Even the project's construction phase isn't aimed at reversing the country's ominous retreat from manufacturing, the real culprit of Camden's decline. Neither Liberty Property Trust nor the EDA has called for "Buy American" provisions requiring the bulk of construction materials be made in the United States, along with the use of U.S.-made tools, vehicles, and office-and-hotel furnishings.

That means the project may rely on China to supply the steel and plate glass for the high-rises. Or on Mexico for the cement and Japan for electrical wiring, bathroom fixtures, and high-tech features. As the project depends heavily on tax credits, why aren't Norcross or Hankowsky following Alexander Hamilton, father of the first American industrial park in Paterson, and requiring that key components be made right here at home, and by firms employing U.S. citizens?
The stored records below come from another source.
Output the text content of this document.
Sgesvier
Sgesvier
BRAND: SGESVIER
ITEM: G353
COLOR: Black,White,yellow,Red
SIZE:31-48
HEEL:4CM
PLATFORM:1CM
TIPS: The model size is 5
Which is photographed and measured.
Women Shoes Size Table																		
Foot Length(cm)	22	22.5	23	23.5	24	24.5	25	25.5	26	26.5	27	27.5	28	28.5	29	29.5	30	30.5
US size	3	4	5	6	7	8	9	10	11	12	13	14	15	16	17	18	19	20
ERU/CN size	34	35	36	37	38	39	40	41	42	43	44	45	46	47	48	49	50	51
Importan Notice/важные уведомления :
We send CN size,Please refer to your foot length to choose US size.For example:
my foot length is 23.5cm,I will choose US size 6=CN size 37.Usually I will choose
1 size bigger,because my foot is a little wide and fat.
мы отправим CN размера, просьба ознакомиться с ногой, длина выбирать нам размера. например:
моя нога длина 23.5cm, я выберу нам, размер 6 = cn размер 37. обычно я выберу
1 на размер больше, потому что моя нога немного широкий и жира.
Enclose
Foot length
The short-shrifting of domestic industries (and American workers) represents a fundamental miscalculation. Norcross certainly deserves praise for his commitment to his city of birth, including pushing for Cooper Medical School. But like President Obama and business-class elites who overstate the GDP impact of higher education, Norcross should be reading Dan DiMicco, former CEO of Nucor, who argues in American Made that there is no knowledge-based economy or service sector apart from manufacturing, which accounts for two-thirds of U.S. research and development.

Or Vaclav Smil, the University of Manitoba polymath who maintains that innovation more likely arises out of manufacturing and construction processes than from research institutions or national laboratories. Generating ideas, while vital to national progress, costs money; turning ideas into useful commercial products makes money and improves American lives.

For these and others reasons, Kevin Kearns of the U.S. Business & Industry Council warns: "A city like Camden that stops making things, especially complex things like steel, ships, electronics, and pharmaceuticals, is a city without a prosperous future."

To make South Jersey great again, Norcross and Hankowsky need to revisit their drawing boards. Yes, rebuild the riverfront — but insist on using U.S.-produced materials to the fullest extent possible while laying a truly sustainable economic foundation by returning true-growth drivers to Camden in the form of modern manufacturing industries.

Without a compelling made-in-Jersey vision, the Camden project will ultimately go the way of Atlantic City — and make river-to-Shore, boom-and-bust desolation the latest Garden State stereotype.